Thursday, February 28, 2008

Daylight Wasting Time

Guess what's coming?

Daylight Saving Time looms again! The annual lockstep ritual of moving the clocks ahead an hour occurs this year on March 9, marking the second year in which the United States is on the new, vastly expanded Daylight Wasting Time schedule. DST had already been expanded in 1987 following a corporate-backed effort. (One of the supporters was the maker of Kingsford charcoal.) The later law - this one supported by electric companies - extended DST again starting last year.

In 2006 Indiana observed DST statewide for the first time - a change backed by Big Business and put in place by right-wing Gov. Mitch Daniels, one of the worst governors in America.

That expanding DST is industry-backed is borne out by the fact the months in the dead of winter that need sunlight the most don't have DST.

Now a University of California-Santa Barbara study shows DST wastes energy in Indiana - a finding that should surprise nobody familiar with DST's support from energy companies. Maybe DST is of more use elsewhere. But not in the Hoosier State, and if you've studied maps a lot, you might see why. The same would be true of nearby areas in Kentucky and Ohio.

That's because Daylight Wasting Time puts these areas way off from natural time. In Cincinnati it's almost 2 hours off. In, say, Terre Haute, it's much worse. The human body can't keep up with a schedule so far off from the biological clock. Indiana farmers objected to DST because it forces them to work in darkness in the morning.

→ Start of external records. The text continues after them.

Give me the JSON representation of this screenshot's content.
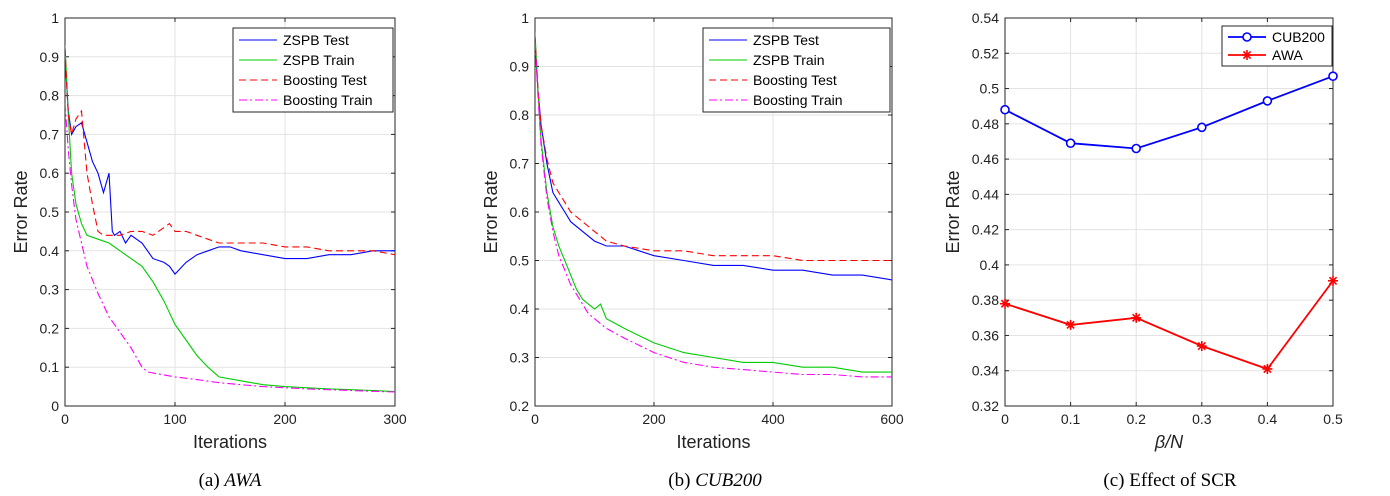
{
  "figures": [
    {
      "caption_prefix": "(a) ",
      "caption_main": "AWA",
      "caption_italic": true
    },
    {
      "caption_prefix": "(b) ",
      "caption_main": "CUB200",
      "caption_italic": true
    },
    {
      "caption_prefix": "(c) ",
      "caption_main": "Effect of SCR",
      "caption_italic": false
    }
  ],
  "chart_data": [
    {
      "type": "line",
      "xlabel": "Iterations",
      "ylabel": "Error Rate",
      "xlim": [
        0,
        300
      ],
      "ylim": [
        0,
        1
      ],
      "xticks": [
        0,
        100,
        200,
        300
      ],
      "yticks": [
        0,
        0.1,
        0.2,
        0.3,
        0.4,
        0.5,
        0.6,
        0.7,
        0.8,
        0.9,
        1
      ],
      "ytick_labels": [
        "0",
        "0.1",
        "0.2",
        "0.3",
        "0.4",
        "0.5",
        "0.6",
        "0.7",
        "0.8",
        "0.9",
        "1"
      ],
      "grid": true,
      "legend_position": "top-right",
      "series": [
        {
          "name": "ZSPB Test",
          "color": "#0000ff",
          "dash": "",
          "x": [
            0,
            3,
            6,
            10,
            15,
            20,
            25,
            30,
            35,
            40,
            43,
            45,
            50,
            55,
            60,
            70,
            80,
            90,
            95,
            100,
            110,
            120,
            130,
            140,
            150,
            160,
            180,
            200,
            220,
            240,
            260,
            280,
            300
          ],
          "y": [
            0.9,
            0.76,
            0.7,
            0.72,
            0.73,
            0.68,
            0.63,
            0.6,
            0.55,
            0.6,
            0.45,
            0.44,
            0.45,
            0.42,
            0.44,
            0.42,
            0.38,
            0.37,
            0.36,
            0.34,
            0.37,
            0.39,
            0.4,
            0.41,
            0.41,
            0.4,
            0.39,
            0.38,
            0.38,
            0.39,
            0.39,
            0.4,
            0.4
          ]
        },
        {
          "name": "ZSPB Train",
          "color": "#00cc00",
          "dash": "",
          "x": [
            0,
            3,
            6,
            10,
            15,
            20,
            30,
            40,
            50,
            60,
            70,
            80,
            90,
            100,
            110,
            120,
            130,
            140,
            160,
            180,
            200,
            220,
            240,
            260,
            280,
            300
          ],
          "y": [
            0.93,
            0.75,
            0.6,
            0.52,
            0.47,
            0.44,
            0.43,
            0.42,
            0.4,
            0.38,
            0.36,
            0.32,
            0.27,
            0.21,
            0.17,
            0.13,
            0.1,
            0.075,
            0.065,
            0.055,
            0.05,
            0.047,
            0.044,
            0.042,
            0.04,
            0.037
          ]
        },
        {
          "name": "Boosting Test",
          "color": "#ff0000",
          "dash": "7,4",
          "x": [
            0,
            3,
            6,
            10,
            15,
            20,
            25,
            30,
            35,
            40,
            50,
            60,
            70,
            80,
            90,
            95,
            100,
            110,
            120,
            130,
            140,
            160,
            180,
            200,
            220,
            240,
            260,
            280,
            300
          ],
          "y": [
            0.92,
            0.75,
            0.7,
            0.74,
            0.76,
            0.6,
            0.52,
            0.45,
            0.44,
            0.44,
            0.44,
            0.45,
            0.45,
            0.44,
            0.46,
            0.47,
            0.45,
            0.45,
            0.44,
            0.43,
            0.42,
            0.42,
            0.42,
            0.41,
            0.41,
            0.4,
            0.4,
            0.4,
            0.39
          ]
        },
        {
          "name": "Boosting Train",
          "color": "#ff00ff",
          "dash": "8,3,2,3",
          "x": [
            0,
            3,
            6,
            10,
            15,
            20,
            30,
            40,
            50,
            60,
            70,
            75,
            80,
            100,
            120,
            140,
            160,
            180,
            200,
            220,
            240,
            260,
            280,
            300
          ],
          "y": [
            0.78,
            0.66,
            0.57,
            0.48,
            0.42,
            0.36,
            0.29,
            0.23,
            0.19,
            0.15,
            0.1,
            0.088,
            0.085,
            0.075,
            0.068,
            0.06,
            0.055,
            0.05,
            0.047,
            0.044,
            0.042,
            0.04,
            0.038,
            0.036
          ]
        }
      ]
    },
    {
      "type": "line",
      "xlabel": "Iterations",
      "ylabel": "Error Rate",
      "xlim": [
        0,
        600
      ],
      "ylim": [
        0.2,
        1
      ],
      "xticks": [
        0,
        200,
        400,
        600
      ],
      "yticks": [
        0.2,
        0.3,
        0.4,
        0.5,
        0.6,
        0.7,
        0.8,
        0.9,
        1
      ],
      "ytick_labels": [
        "0.2",
        "0.3",
        "0.4",
        "0.5",
        "0.6",
        "0.7",
        "0.8",
        "0.9",
        "1"
      ],
      "grid": true,
      "legend_position": "top-right",
      "series": [
        {
          "name": "ZSPB Test",
          "color": "#0000ff",
          "dash": "",
          "x": [
            0,
            5,
            10,
            20,
            30,
            40,
            50,
            60,
            80,
            100,
            120,
            150,
            200,
            250,
            300,
            350,
            400,
            450,
            500,
            550,
            600
          ],
          "y": [
            0.95,
            0.85,
            0.78,
            0.7,
            0.64,
            0.62,
            0.6,
            0.58,
            0.56,
            0.54,
            0.53,
            0.53,
            0.51,
            0.5,
            0.49,
            0.49,
            0.48,
            0.48,
            0.47,
            0.47,
            0.46
          ]
        },
        {
          "name": "ZSPB Train",
          "color": "#00cc00",
          "dash": "",
          "x": [
            0,
            5,
            10,
            20,
            30,
            40,
            50,
            60,
            70,
            80,
            90,
            100,
            110,
            120,
            150,
            200,
            250,
            300,
            350,
            400,
            450,
            500,
            550,
            600
          ],
          "y": [
            0.97,
            0.85,
            0.75,
            0.64,
            0.57,
            0.53,
            0.5,
            0.47,
            0.44,
            0.42,
            0.41,
            0.4,
            0.41,
            0.38,
            0.36,
            0.33,
            0.31,
            0.3,
            0.29,
            0.29,
            0.28,
            0.28,
            0.27,
            0.27
          ]
        },
        {
          "name": "Boosting Test",
          "color": "#ff0000",
          "dash": "7,4",
          "x": [
            0,
            5,
            10,
            20,
            30,
            40,
            50,
            60,
            80,
            100,
            120,
            150,
            200,
            250,
            300,
            350,
            400,
            450,
            500,
            550,
            600
          ],
          "y": [
            0.96,
            0.85,
            0.78,
            0.71,
            0.66,
            0.64,
            0.62,
            0.6,
            0.58,
            0.56,
            0.54,
            0.53,
            0.52,
            0.52,
            0.51,
            0.51,
            0.51,
            0.5,
            0.5,
            0.5,
            0.5
          ]
        },
        {
          "name": "Boosting Train",
          "color": "#ff00ff",
          "dash": "8,3,2,3",
          "x": [
            0,
            5,
            10,
            20,
            30,
            40,
            50,
            60,
            70,
            80,
            90,
            100,
            120,
            150,
            200,
            250,
            300,
            350,
            400,
            450,
            500,
            550,
            600
          ],
          "y": [
            0.95,
            0.84,
            0.74,
            0.63,
            0.56,
            0.51,
            0.48,
            0.45,
            0.43,
            0.41,
            0.39,
            0.38,
            0.36,
            0.34,
            0.31,
            0.29,
            0.28,
            0.275,
            0.27,
            0.265,
            0.265,
            0.26,
            0.26
          ]
        }
      ]
    },
    {
      "type": "line",
      "xlabel": "β/N",
      "ylabel": "Error Rate",
      "xlim": [
        0,
        0.5
      ],
      "ylim": [
        0.32,
        0.54
      ],
      "xticks": [
        0,
        0.1,
        0.2,
        0.3,
        0.4,
        0.5
      ],
      "xtick_labels": [
        "0",
        "0.1",
        "0.2",
        "0.3",
        "0.4",
        "0.5"
      ],
      "yticks": [
        0.32,
        0.34,
        0.36,
        0.38,
        0.4,
        0.42,
        0.44,
        0.46,
        0.48,
        0.5,
        0.52,
        0.54
      ],
      "ytick_labels": [
        "0.32",
        "0.34",
        "0.36",
        "0.38",
        "0.4",
        "0.42",
        "0.44",
        "0.46",
        "0.48",
        "0.5",
        "0.52",
        "0.54"
      ],
      "grid": true,
      "legend_position": "top-right",
      "series": [
        {
          "name": "CUB200",
          "color": "#0000ff",
          "marker": "circle",
          "x": [
            0,
            0.1,
            0.2,
            0.3,
            0.4,
            0.5
          ],
          "y": [
            0.488,
            0.469,
            0.466,
            0.478,
            0.493,
            0.507
          ]
        },
        {
          "name": "AWA",
          "color": "#ff0000",
          "marker": "star",
          "x": [
            0,
            0.1,
            0.2,
            0.3,
            0.4,
            0.5
          ],
          "y": [
            0.378,
            0.366,
            0.37,
            0.354,
            0.341,
            0.391
          ]
        }
      ]
    }
  ]
}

Indiana's switch to DST has cost households in that state a total of $8,600,000 more in electricity bills. A lot of that isn't from lights, but from heating and cooling.

Here's a realistic plan I have: Keep DST, but move the time zone boundary east into Ohio and eastern Kentucky. As recently as the '60s, Indiana and some Kentucky counties near Cincinnati were in the Central Time Zone. If we're going to have DST for 8 months a year, let's put Cincinnati and Indiana in the Central Time Zone, so they're not so far off from the natural daily cycle.

Simply put, we don't belong in the Eastern Time Zone as long as Daylight Saving Time is around.